First, some history¶
Many years before Git became popular or existed, people were using mailing lists in order to collaborate on code changes. The unified diff format, now popularized, as used as a diff format in the Plain Text-formatted emails. A text-based console email program such as mutt presented the user a convinent way to handle these diffs and import them into their source trees.
Below is a fake example of such an email, based on a commit in the PostgreSQL project:
(shown here above, a screenshot from an old email reader)
With the advant of sites like Github, email became under-used for reviewing changes, and in the Webmail era, emails containing diffs may appear somewhat arcane to developers of today.
Diffs in the age of Webmail¶
Nowadays, the Plain Text version of the email message seems outdated. This is where Gitomail comes into the picture.
For example, the email from above, when sent by Gitomail, can appear like the following:
Combined with full syntax highlighting, the HTML part of the email makes this appearance possible.
Inline reply friendliness¶
Similarly to Plain Text emails, it's possible to reply to changes inline:
Branch change summaries¶
Gitomail tracks changes to branches, and can describe what changed, dealing properly with fast-forward and rebases. It's possible to specify how branches relate to each so that summaries make sense.
Fast forward example¶
Rebase example¶
Automatic recipients and code maintainership¶
Of course, it is not enough to format the emails. We would also like to designate their recipients, preferrably in an automated way.
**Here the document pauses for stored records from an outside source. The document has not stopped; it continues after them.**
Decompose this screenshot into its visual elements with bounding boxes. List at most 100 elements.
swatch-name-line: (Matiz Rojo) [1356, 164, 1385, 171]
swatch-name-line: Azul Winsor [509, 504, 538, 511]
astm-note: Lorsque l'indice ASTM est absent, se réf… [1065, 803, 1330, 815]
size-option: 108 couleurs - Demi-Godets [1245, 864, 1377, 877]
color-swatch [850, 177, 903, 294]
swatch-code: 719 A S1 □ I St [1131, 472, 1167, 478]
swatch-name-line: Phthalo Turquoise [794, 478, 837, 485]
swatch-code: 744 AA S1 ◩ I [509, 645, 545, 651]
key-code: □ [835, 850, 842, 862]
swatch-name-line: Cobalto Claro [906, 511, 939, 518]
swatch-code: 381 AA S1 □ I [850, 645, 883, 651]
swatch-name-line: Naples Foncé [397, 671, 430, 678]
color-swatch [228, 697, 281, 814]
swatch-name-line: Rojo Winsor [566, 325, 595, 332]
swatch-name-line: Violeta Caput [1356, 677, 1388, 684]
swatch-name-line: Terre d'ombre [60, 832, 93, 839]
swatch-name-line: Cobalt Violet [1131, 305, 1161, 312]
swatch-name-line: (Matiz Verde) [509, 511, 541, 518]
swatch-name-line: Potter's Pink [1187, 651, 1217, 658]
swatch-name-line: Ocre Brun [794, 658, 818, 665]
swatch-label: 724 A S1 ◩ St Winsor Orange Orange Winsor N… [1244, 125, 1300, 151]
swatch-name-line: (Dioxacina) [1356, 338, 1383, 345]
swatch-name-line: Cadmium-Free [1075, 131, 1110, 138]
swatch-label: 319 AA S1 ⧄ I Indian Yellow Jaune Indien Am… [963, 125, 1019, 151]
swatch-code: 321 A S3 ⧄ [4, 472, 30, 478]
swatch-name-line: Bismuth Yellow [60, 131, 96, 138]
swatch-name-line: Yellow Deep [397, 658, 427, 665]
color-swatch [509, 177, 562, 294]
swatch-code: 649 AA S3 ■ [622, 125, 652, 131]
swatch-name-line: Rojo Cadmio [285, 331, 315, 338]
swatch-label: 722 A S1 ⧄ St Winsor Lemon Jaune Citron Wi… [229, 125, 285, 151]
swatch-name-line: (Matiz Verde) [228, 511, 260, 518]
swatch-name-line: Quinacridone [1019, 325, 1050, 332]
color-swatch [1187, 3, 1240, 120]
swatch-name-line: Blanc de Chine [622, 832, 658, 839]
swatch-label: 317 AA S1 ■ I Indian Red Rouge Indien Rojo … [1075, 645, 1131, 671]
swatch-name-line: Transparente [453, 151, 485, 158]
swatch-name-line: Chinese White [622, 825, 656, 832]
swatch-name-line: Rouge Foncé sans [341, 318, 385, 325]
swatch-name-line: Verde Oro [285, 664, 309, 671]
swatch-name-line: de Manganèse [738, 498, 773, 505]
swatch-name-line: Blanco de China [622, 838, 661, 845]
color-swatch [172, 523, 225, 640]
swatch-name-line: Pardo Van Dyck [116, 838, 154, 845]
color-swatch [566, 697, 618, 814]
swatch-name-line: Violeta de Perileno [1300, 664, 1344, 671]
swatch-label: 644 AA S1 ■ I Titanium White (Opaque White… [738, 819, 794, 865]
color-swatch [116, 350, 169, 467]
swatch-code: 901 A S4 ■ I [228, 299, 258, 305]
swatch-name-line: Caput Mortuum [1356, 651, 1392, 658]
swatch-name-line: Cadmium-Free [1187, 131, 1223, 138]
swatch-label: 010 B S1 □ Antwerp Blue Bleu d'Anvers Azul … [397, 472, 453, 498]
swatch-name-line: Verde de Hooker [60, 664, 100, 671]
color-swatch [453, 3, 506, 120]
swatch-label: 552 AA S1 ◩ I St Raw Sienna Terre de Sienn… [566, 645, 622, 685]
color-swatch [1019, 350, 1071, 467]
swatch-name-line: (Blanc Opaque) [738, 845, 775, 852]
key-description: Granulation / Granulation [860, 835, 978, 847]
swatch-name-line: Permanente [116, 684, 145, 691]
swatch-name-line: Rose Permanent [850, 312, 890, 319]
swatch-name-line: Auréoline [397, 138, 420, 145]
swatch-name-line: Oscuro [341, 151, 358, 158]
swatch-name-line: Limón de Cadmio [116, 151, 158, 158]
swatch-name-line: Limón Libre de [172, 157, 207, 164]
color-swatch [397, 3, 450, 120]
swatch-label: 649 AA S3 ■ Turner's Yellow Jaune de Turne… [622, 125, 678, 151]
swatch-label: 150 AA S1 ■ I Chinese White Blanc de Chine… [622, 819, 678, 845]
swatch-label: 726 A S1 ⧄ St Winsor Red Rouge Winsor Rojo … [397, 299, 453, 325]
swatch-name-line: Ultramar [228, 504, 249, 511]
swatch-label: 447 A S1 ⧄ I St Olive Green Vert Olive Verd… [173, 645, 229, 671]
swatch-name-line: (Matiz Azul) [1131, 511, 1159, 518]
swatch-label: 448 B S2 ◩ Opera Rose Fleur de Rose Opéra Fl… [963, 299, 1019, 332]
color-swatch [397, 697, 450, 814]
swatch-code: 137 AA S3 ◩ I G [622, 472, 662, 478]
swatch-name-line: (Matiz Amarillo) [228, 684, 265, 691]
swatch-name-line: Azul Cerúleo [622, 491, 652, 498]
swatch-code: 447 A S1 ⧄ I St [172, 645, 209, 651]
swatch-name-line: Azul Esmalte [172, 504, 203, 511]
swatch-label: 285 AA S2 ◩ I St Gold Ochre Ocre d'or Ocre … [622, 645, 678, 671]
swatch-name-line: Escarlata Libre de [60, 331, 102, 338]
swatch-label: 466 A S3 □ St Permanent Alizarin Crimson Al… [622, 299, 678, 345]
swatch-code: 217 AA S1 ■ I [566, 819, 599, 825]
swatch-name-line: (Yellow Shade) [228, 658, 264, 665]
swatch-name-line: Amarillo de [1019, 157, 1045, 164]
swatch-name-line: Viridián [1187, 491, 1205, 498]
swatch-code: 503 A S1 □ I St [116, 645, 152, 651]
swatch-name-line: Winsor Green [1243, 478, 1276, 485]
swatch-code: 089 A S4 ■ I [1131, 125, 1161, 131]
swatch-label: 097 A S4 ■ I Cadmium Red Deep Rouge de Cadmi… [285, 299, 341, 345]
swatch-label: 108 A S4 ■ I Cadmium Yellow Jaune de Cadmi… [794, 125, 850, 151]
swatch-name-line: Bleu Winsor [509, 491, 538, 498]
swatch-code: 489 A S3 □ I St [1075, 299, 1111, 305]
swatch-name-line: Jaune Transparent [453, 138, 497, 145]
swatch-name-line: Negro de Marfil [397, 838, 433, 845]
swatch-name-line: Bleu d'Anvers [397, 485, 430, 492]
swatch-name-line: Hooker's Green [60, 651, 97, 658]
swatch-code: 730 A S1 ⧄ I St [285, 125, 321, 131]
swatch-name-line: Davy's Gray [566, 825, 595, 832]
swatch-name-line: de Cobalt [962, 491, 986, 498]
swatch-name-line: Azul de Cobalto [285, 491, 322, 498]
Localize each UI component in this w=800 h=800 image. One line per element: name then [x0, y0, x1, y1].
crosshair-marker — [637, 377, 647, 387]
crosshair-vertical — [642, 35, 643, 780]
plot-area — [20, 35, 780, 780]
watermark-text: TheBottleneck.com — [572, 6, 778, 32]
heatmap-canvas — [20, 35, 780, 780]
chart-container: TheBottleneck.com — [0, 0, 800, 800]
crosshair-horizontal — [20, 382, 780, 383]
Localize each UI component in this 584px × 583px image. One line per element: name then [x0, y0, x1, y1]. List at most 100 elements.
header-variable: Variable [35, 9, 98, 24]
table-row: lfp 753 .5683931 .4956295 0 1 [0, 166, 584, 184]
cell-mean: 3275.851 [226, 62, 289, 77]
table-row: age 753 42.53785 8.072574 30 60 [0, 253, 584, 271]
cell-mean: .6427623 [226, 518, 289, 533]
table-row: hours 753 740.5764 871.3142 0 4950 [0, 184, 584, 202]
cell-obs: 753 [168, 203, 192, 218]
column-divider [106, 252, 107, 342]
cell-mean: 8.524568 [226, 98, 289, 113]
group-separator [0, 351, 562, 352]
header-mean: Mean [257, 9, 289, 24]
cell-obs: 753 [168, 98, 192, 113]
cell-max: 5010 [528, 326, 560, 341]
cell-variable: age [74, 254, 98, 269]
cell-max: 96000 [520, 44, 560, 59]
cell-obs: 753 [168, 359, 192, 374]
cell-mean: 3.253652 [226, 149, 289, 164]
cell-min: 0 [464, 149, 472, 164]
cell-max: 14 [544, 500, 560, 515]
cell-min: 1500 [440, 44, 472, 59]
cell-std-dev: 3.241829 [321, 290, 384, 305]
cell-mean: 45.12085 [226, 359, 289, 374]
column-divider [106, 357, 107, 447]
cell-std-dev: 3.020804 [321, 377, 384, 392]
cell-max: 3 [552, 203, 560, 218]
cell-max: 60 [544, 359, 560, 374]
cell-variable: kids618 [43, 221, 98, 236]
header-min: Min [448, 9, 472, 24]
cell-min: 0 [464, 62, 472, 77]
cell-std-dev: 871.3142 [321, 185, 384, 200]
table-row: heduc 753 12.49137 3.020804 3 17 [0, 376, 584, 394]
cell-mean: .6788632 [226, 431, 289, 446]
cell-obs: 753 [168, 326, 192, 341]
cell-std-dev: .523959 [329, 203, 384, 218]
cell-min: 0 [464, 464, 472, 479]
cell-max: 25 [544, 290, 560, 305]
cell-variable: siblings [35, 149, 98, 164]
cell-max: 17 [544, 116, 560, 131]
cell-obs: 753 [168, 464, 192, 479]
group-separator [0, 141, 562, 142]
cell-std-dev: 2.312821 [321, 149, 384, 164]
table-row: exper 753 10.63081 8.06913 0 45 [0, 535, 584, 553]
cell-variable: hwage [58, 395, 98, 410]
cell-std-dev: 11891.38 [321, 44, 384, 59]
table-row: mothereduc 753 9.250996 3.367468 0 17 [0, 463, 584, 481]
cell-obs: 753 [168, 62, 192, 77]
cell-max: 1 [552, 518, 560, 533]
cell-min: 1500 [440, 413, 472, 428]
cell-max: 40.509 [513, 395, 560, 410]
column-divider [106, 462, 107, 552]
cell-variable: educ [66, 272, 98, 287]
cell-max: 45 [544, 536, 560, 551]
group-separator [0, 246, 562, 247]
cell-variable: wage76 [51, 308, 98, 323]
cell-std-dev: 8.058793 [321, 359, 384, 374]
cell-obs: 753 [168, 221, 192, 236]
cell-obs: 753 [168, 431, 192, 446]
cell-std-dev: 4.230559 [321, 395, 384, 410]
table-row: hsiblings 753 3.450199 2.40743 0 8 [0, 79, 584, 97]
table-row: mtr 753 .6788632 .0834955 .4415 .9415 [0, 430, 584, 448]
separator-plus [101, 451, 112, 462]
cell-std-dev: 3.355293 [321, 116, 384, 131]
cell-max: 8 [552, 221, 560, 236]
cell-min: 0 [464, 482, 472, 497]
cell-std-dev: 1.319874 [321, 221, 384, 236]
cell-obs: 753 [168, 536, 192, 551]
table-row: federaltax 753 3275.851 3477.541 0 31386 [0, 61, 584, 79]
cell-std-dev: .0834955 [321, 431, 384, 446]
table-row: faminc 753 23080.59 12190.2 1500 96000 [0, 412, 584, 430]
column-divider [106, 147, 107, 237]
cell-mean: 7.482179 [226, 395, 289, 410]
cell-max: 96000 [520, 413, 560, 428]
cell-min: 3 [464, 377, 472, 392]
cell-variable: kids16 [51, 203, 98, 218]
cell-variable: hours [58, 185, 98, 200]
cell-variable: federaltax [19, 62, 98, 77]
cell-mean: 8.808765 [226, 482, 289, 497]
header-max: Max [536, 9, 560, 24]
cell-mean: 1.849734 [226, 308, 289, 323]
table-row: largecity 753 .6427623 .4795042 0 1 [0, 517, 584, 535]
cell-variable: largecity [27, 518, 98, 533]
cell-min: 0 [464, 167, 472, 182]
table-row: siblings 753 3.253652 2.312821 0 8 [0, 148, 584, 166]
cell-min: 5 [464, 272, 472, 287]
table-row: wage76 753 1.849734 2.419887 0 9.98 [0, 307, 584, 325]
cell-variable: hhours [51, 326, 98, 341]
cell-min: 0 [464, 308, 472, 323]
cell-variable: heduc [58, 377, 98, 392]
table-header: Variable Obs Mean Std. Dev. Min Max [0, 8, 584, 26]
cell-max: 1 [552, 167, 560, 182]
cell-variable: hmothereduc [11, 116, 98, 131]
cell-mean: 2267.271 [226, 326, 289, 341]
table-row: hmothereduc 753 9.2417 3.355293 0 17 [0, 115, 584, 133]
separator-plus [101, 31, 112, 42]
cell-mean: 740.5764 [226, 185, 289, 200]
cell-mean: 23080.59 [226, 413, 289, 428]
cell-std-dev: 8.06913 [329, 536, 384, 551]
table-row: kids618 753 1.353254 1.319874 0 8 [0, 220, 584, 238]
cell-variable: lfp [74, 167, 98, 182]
Inspired by a very wonderful script in the Linux kernel source tree named get_maintainers.pl, Gitomail supports its own Maintainers file format, which can specify rules to match people to certain files or directories.
maintainer dan file.*
maintainer jack Makefile
reviewer mailinglist
Using a very minimal specification language, and formatted similarly to .gitignore
, these Maintainers
files can optionally spread across the source tree, assigning code to maintainers. It's especially useful for single repositories bearing multiple maintainers of code. These files are then used to automatically set the destination address of emails to the rightful maintainers, based on the code changed in the commit, effectively working very similarly to get_maintainers.pl.